Jetzt prüft auch die EMA das Ketoazidose-Risiko unter SGLT2-Hemmern

Nadine Eckert, Sonja Böhm

Interessenkonflikte

12. Juni 2015

Aktualisiert am 15. Juni 2015

Die European Medicines Agency (EMA) hat laut einer Mitteilung vom 15. Juni 2015 einen Review zur Sicherheit von Canagliflozin (Invokana®, Janssen Cilag), Dapagliflozin (Forxiga®, BMS/Astra Zeneca) und Empagliflozin (Jardiance®, Boehringer Ingelheim) eingeleitet [1]. Der Grund sind Berichte über Ketoazidosen bei Patienten mit Typ-2-Diabetes, die mit den SGLT2-Inhibitoren behandelt wurden. Ketoazidosen treten eigentlich vor allem bei Typ-1-Diabetespatienten auf, deren Insulinspiegel zu niedrig sind.

Bei den berichteten Fällen habe es sich um ernste Stoffwechselentgleisungen gehandelt, die zum Teil eine Hospitalisierung erforderten, berichtet die EMA. Der Review war von der Europäischen Kommission beantragt worden. Auch bei den von der EMA zitierten Fällen war es eine Besonderheit, dass einige der betroffenen Typ-2-Diabetespatienten – für die Ketoazidose untypisch – nur leicht erhöhte Blutzuckerspiegel aufwiesen. Dieser Umstand könne Diagnose und Behandlung verzögern, warnt die Arzneimittelbehörde.

Die EMA will nun die verfügbaren Daten zum Risiko von Ketoazidosen unter den SGLT2-Hemmern sichten und dann entscheiden, ob Änderungen in der Anwendung dieser Antidiabetika notwendig sind. Die Ärzte sollen nochmals schriftlich über das Risiko von Ketoazidosen und das Management dieser Komplikation informiert werden, teilt die Behörde mit. Patienten sollten sich für weitere Informationen an ihre Ärzte bzw. Apotheker wenden.

Prof. Dr. Harald Klein

Schon Ende Mai hat die US-Arzneimittelbehörde FDA darauf hingewiesen, dass SGLT2-Hemmer zur Entstehung von Ketoazidosen führen können. 20 Fälle von diabetischer Ketoazidose bei Typ-2-Diabetes-Patienten, die mit SGLT2-Hemmern behandelt worden waren, seien zwischen März 2013 und Juni 2014 über das FDA Adverse Event Reporting System (FAERS) gemeldet worden, heißt es in der Mitteilung [2].

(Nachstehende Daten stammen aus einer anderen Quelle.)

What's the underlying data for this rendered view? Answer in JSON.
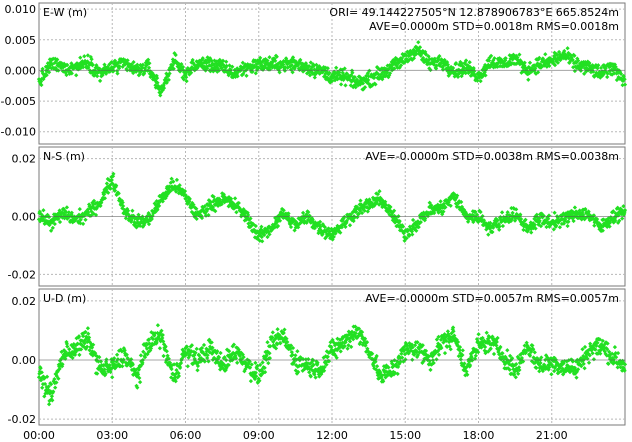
{
  "chart_data": [
    {
      "type": "scatter",
      "panel_label": "E-W (m)",
      "header_line": "ORI= 49.144227505°N   12.878906783°E 665.8524m",
      "stats": "AVE=0.0000m STD=0.0018m RMS=0.0018m",
      "ylim": [
        -0.012,
        0.011
      ],
      "yticks": [
        0.01,
        0.005,
        0.0,
        -0.005,
        -0.01
      ],
      "ytick_labels": [
        "0.010",
        "0.005",
        "0.000",
        "-0.005",
        "-0.010"
      ],
      "series": [
        {
          "color": "#22e022",
          "x_hours": [
            0,
            0.5,
            1,
            1.5,
            2,
            2.5,
            3,
            3.5,
            4,
            4.5,
            5,
            5.5,
            6,
            6.5,
            7,
            7.5,
            8,
            8.5,
            9,
            9.5,
            10,
            10.5,
            11,
            11.5,
            12,
            12.5,
            13,
            13.5,
            14,
            14.5,
            15,
            15.5,
            16,
            16.5,
            17,
            17.5,
            18,
            18.5,
            19,
            19.5,
            20,
            20.5,
            21,
            21.5,
            22,
            22.5,
            23,
            23.5,
            24
          ],
          "y": [
            -0.002,
            0.001,
            0.0005,
            0.0005,
            0.0015,
            -0.0005,
            0.0005,
            0.001,
            0.0,
            0.0005,
            -0.0035,
            0.0015,
            -0.0005,
            0.001,
            0.001,
            0.0005,
            -0.0005,
            0.0005,
            0.001,
            0.001,
            0.001,
            0.001,
            0.0005,
            0.0,
            -0.001,
            -0.001,
            -0.002,
            -0.0015,
            -0.0005,
            0.0005,
            0.002,
            0.0035,
            0.001,
            0.0015,
            0.0,
            0.0005,
            -0.001,
            0.0015,
            0.001,
            0.002,
            0.0,
            0.001,
            0.0015,
            0.0025,
            0.001,
            0.0005,
            -0.0005,
            0.0005,
            -0.0015
          ]
        }
      ]
    },
    {
      "type": "scatter",
      "panel_label": "N-S (m)",
      "stats": "AVE=-0.0000m STD=0.0038m RMS=0.0038m",
      "ylim": [
        -0.024,
        0.024
      ],
      "yticks": [
        0.02,
        0.0,
        -0.02
      ],
      "ytick_labels": [
        "0.02",
        "0.00",
        "-0.02"
      ],
      "series": [
        {
          "color": "#22e022",
          "x_hours": [
            0,
            0.5,
            1,
            1.5,
            2,
            2.5,
            3,
            3.5,
            4,
            4.5,
            5,
            5.5,
            6,
            6.5,
            7,
            7.5,
            8,
            8.5,
            9,
            9.5,
            10,
            10.5,
            11,
            11.5,
            12,
            12.5,
            13,
            13.5,
            14,
            14.5,
            15,
            15.5,
            16,
            16.5,
            17,
            17.5,
            18,
            18.5,
            19,
            19.5,
            20,
            20.5,
            21,
            21.5,
            22,
            22.5,
            23,
            23.5,
            24
          ],
          "y": [
            0.0,
            -0.002,
            0.001,
            -0.001,
            0.001,
            0.005,
            0.013,
            0.002,
            -0.002,
            -0.001,
            0.006,
            0.011,
            0.007,
            0.0,
            0.004,
            0.006,
            0.004,
            0.0,
            -0.007,
            -0.004,
            0.001,
            -0.003,
            0.0,
            -0.004,
            -0.006,
            -0.002,
            0.002,
            0.004,
            0.006,
            0.0,
            -0.006,
            -0.002,
            0.002,
            0.003,
            0.007,
            0.0,
            0.0,
            -0.004,
            -0.001,
            0.001,
            -0.004,
            -0.001,
            -0.002,
            -0.001,
            0.001,
            0.001,
            -0.004,
            0.0,
            0.002
          ]
        }
      ]
    },
    {
      "type": "scatter",
      "panel_label": "U-D (m)",
      "stats": "AVE=-0.0000m STD=0.0057m RMS=0.0057m",
      "ylim": [
        -0.022,
        0.024
      ],
      "yticks": [
        0.02,
        0.0,
        -0.02
      ],
      "ytick_labels": [
        "0.02",
        "0.00",
        "-0.02"
      ],
      "series": [
        {
          "color": "#22e022",
          "x_hours": [
            0,
            0.5,
            1,
            1.5,
            2,
            2.5,
            3,
            3.5,
            4,
            4.5,
            5,
            5.5,
            6,
            6.5,
            7,
            7.5,
            8,
            8.5,
            9,
            9.5,
            10,
            10.5,
            11,
            11.5,
            12,
            12.5,
            13,
            13.5,
            14,
            14.5,
            15,
            15.5,
            16,
            16.5,
            17,
            17.5,
            18,
            18.5,
            19,
            19.5,
            20,
            20.5,
            21,
            21.5,
            22,
            22.5,
            23,
            23.5,
            24
          ],
          "y": [
            -0.005,
            -0.012,
            0.002,
            0.004,
            0.007,
            -0.003,
            -0.003,
            0.002,
            -0.006,
            0.006,
            0.008,
            -0.006,
            0.003,
            0.0,
            0.004,
            -0.002,
            0.003,
            -0.001,
            -0.006,
            0.005,
            0.008,
            0.0,
            -0.002,
            -0.003,
            0.003,
            0.006,
            0.01,
            0.004,
            -0.006,
            -0.003,
            0.003,
            0.004,
            0.0,
            0.006,
            0.008,
            -0.003,
            0.005,
            0.006,
            0.002,
            -0.004,
            0.005,
            -0.002,
            -0.001,
            -0.002,
            -0.003,
            0.003,
            0.005,
            0.001,
            -0.002
          ]
        }
      ]
    }
  ],
  "x_axis": {
    "tick_labels": [
      "00:00",
      "03:00",
      "06:00",
      "09:00",
      "12:00",
      "15:00",
      "18:00",
      "21:00"
    ],
    "range_hours": [
      0,
      24
    ]
  },
  "style": {
    "point_color": "#22e022",
    "grid_color": "#b8b8b8",
    "grid": true
  }
}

„Es hat bereits vorher Hinweise gegeben, dass SGLT2-Hemmer die Ketonkörper ansteigen lassen“, kommentiert Prof. Dr. Harald Klein vom Berufsgenossenschaftlichen Universitätsklinikum Bergmannsheil in Bochum im Gespräch mit Medscape Deutschland. „Doch dass diese Medikamente zumindest in sehr seltenen Fällen offenbar sogar klinisch relevante Ketoazidosen auslösen können, ist überraschend.“

Auf Anfrage von Medscape Deutschland teilte das Bundesinstitut für Arzneimittelsicherheit (BfArM) mit, dass in Deutschland bislang 3 Ketoazidose-Verdachtsmeldungen für den SGLT2-Hemmer Dapagliflozin als Monopräparat vorliegen, wobei allerdings in 2 Fällen die nicht zugelassene Anwendung bei Typ-1-Diabetes erfolgt sei.

Die Warnung der FDA bezieht sich auf die SGLT2-Hemmer Canagliflozin (Invokana® in Deutschland nicht erhältlich), Dapagliflozin (Forxiga®) und Empagliflozin (Jardiance®) sowie 3 Kombipräparate, die einen SGLT2-Hemmer enthalten: Canagliflozin plus Metformin (Invokamet®, in Deutschland nicht erhältlich), Dapagliflozin plus Metformin mit verzögerter Freisetzung (Xigduo® XR) und Empagliflozin plus Linagliptin (Glyxambi®).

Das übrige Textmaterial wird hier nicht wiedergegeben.